Авдий Каллистратов стоял перед отцом Координатором с побелевшими губами: юноше было мучительно его бурное негодование. И все-таки он не отступался:

— Простите меня, владыка, не стоит приписывать небесным силам, что проистекает от нас самих. Зачем было бы Богу создавать нас столь несовершенными, если бы Он мог избежать того, чтобы мы, Его творения, сочетали в себе одновременно две противоположные силы — силы добра и силы зла. Зачем бы Ему понадобилось делать нас столь подверженными сомнениям, порокам, коварству даже в отношениях с Ним самим. Вы ратуете за абсолют вероучения, за конечное раз и навсегда постижение сущности мира и нашего духа, но это же нелогично — неужто за две тысячи лет христианства мы не в состоянии добавить ни одного слова к тому, что было сказано едва ли не в добиблейские времена? Вы ратуете за монополию на истину, но это по крайней мере самообман, ибо не может быть такого учения, даже богоданного, которое бы раз и навсегда познало истину до конца. Ведь если это так, значит, это мертвое учение.

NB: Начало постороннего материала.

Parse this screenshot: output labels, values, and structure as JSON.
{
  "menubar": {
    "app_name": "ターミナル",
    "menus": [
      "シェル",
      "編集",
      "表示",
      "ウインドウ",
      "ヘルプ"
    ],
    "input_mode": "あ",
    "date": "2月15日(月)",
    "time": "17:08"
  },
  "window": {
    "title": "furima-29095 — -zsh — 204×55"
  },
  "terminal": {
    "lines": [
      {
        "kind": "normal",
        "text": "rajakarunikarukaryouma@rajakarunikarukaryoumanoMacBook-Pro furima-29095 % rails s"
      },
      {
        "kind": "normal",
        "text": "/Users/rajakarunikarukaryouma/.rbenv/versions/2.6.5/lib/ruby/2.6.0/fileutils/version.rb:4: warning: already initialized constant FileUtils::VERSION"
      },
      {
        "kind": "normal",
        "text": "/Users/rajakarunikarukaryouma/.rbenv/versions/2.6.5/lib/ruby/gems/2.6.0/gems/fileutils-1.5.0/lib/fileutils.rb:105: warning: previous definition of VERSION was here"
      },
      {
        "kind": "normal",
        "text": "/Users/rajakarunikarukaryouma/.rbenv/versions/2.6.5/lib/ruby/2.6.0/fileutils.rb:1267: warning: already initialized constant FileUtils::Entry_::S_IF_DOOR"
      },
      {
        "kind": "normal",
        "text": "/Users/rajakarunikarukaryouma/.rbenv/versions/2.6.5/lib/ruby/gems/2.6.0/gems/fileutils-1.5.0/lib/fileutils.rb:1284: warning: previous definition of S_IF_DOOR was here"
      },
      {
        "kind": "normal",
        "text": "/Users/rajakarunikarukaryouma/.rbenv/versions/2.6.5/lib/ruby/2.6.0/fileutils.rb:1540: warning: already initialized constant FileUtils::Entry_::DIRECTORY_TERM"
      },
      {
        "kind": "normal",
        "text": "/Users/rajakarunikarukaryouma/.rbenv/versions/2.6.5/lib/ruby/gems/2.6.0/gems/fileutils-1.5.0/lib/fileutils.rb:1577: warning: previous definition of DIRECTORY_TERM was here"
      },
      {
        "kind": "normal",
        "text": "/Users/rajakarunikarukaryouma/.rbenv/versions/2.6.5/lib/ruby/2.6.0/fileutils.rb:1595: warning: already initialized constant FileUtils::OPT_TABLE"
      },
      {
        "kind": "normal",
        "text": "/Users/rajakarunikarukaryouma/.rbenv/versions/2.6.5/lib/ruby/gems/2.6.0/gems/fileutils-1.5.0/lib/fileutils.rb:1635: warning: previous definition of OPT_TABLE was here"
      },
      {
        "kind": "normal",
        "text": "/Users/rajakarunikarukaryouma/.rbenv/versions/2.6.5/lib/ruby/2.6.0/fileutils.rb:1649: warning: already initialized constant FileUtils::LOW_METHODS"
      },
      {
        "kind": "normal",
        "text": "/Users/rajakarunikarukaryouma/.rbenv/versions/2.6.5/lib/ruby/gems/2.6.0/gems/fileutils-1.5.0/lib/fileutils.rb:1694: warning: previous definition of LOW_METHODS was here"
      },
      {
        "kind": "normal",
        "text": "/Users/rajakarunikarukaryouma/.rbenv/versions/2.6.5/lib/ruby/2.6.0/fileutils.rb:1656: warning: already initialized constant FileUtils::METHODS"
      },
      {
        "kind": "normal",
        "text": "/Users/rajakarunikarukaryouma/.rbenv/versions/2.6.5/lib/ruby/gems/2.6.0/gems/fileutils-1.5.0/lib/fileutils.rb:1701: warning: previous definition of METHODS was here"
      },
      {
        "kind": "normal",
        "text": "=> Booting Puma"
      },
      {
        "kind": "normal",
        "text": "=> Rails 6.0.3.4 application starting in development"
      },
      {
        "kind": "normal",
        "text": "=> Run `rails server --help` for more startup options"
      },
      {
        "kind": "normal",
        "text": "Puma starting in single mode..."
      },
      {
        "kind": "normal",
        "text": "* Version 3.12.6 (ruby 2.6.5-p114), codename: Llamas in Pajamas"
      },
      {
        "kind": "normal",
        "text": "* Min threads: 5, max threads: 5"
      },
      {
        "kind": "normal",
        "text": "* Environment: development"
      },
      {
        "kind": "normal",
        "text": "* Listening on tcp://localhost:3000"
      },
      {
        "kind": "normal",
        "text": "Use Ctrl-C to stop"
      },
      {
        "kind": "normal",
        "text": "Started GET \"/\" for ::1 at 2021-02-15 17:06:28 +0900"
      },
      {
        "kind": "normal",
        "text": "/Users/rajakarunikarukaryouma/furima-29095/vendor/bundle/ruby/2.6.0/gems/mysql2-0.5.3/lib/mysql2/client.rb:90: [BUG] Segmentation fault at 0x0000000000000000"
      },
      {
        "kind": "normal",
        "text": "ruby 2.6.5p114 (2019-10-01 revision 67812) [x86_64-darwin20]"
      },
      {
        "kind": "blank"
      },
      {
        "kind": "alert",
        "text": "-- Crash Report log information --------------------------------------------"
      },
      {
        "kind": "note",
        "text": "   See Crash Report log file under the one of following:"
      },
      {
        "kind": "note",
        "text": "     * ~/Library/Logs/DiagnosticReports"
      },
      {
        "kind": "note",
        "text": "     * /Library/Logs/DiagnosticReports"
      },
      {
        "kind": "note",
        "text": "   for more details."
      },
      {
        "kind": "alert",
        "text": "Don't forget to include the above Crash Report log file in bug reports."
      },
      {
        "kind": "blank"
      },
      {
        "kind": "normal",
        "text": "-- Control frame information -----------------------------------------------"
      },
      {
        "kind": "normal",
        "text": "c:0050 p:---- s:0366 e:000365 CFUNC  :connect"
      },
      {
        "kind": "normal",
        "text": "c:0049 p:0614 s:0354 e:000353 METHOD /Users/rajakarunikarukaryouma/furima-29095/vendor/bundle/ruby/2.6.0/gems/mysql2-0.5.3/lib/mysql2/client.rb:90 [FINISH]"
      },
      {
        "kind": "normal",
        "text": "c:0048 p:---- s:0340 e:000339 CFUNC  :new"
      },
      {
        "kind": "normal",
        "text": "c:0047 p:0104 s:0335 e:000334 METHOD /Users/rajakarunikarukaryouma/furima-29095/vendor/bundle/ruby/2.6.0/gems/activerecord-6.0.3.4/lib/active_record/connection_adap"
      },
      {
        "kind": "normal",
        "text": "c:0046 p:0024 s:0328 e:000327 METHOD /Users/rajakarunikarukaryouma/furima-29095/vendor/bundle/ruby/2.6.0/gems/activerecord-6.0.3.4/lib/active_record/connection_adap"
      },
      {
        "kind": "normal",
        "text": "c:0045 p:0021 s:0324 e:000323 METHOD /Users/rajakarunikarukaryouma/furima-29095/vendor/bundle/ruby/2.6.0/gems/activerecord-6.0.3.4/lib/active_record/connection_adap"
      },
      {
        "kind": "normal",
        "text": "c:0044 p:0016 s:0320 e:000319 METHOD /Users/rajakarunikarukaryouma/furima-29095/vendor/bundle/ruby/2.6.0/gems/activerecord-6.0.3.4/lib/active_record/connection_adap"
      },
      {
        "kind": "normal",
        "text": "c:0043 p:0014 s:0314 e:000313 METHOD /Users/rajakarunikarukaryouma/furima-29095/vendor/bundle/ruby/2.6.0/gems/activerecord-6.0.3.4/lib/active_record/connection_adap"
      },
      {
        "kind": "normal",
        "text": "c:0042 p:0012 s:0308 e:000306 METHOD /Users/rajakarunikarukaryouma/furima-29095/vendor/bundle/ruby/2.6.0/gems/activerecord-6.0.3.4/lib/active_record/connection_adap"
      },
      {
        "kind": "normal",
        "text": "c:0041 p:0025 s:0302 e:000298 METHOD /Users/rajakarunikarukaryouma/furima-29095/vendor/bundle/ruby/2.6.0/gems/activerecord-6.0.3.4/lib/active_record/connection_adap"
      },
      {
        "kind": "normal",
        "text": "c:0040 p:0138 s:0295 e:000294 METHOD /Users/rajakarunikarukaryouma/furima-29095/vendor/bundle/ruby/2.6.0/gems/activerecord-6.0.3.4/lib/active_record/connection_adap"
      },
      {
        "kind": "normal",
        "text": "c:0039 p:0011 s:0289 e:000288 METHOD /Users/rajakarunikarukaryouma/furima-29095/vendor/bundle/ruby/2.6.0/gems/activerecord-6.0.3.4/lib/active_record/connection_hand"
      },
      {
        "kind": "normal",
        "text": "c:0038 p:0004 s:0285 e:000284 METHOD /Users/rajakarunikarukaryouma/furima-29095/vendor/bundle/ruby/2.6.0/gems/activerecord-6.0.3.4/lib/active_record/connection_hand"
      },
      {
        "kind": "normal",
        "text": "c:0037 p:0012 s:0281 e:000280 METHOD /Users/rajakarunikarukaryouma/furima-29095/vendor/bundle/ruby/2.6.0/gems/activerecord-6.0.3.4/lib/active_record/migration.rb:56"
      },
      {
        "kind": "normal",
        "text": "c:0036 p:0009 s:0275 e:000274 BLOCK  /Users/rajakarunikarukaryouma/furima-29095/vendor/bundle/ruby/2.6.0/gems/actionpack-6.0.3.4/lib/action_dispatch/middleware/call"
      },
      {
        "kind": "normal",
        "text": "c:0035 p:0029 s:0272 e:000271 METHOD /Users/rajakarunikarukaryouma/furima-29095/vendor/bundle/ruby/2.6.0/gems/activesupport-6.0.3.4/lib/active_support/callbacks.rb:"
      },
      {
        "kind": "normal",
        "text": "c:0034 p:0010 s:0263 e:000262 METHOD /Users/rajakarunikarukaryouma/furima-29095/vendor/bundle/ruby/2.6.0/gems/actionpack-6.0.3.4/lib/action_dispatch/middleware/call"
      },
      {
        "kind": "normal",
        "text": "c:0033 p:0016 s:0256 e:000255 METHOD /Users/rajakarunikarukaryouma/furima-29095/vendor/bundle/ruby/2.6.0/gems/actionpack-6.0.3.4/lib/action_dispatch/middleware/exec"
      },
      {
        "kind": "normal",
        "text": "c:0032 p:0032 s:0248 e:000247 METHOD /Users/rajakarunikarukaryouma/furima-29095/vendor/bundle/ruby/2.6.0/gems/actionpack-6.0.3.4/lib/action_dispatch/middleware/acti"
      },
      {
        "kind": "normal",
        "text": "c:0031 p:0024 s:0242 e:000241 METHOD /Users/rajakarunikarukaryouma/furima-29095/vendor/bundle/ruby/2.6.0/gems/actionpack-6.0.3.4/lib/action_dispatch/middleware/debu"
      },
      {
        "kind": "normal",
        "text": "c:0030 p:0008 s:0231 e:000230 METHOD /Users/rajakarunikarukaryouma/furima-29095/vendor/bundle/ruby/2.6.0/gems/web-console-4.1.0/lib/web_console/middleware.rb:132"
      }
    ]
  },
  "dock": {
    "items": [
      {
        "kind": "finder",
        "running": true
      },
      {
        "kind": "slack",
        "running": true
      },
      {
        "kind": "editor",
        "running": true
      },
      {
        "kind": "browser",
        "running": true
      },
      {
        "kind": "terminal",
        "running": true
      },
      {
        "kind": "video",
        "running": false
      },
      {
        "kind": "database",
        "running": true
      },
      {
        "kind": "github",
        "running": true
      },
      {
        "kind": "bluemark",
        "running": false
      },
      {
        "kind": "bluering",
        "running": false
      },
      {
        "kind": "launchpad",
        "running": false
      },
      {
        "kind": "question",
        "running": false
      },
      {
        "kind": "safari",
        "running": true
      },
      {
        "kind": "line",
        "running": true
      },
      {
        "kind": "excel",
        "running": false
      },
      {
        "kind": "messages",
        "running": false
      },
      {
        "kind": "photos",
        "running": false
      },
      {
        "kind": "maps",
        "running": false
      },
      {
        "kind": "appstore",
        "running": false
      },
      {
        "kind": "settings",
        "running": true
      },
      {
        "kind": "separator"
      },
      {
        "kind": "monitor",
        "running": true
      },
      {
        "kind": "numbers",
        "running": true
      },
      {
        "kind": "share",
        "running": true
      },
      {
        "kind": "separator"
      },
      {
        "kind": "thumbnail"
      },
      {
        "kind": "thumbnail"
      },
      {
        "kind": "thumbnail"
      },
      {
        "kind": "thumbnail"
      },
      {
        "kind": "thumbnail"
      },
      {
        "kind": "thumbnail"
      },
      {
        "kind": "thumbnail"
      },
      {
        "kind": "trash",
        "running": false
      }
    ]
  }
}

Он замолчал, и в наступившей тишине слышно стало, как зазвонил за окном колокол городской церкви. Так близок и так знаком был тот колокольный звон — символическая связь между человеком и Богом, и Авдию хотелось уплыть, удалиться, исчезнуть, как эти звуки, в бесконечности…

— Ты слишком далеко заходишь, молодой человек, — промолвил отец Координатор холодным, отчужденным тоном. — Мне не следовало бы заводить с тобой теологические споры, ибо твои познания весьма незрелы и даже сомнительны, — не говоришь ли ты по наущению врага рода человеческого — дьявола? Но одно скажу тебе на прощание: тебе с такими мыслями не сносить головы потому, что и в миру не терпят тех, кто подвергает сомнению основополагающие учения, ведь любая идеология претендует на обладание конечной истиной, и ты с этим непременно столкнешься. А жизнь мирская куда жестче, чем может показаться, и ты еще поплатишься за свое недомыслие и еще припомнишь наш разговор. Но довольно, готовься уходить из семинарии, ты будешь отлучен от церкви — дома Божьего!

— Моя церковь всегда будет со мной, — не отступался Авдий Каллистратов.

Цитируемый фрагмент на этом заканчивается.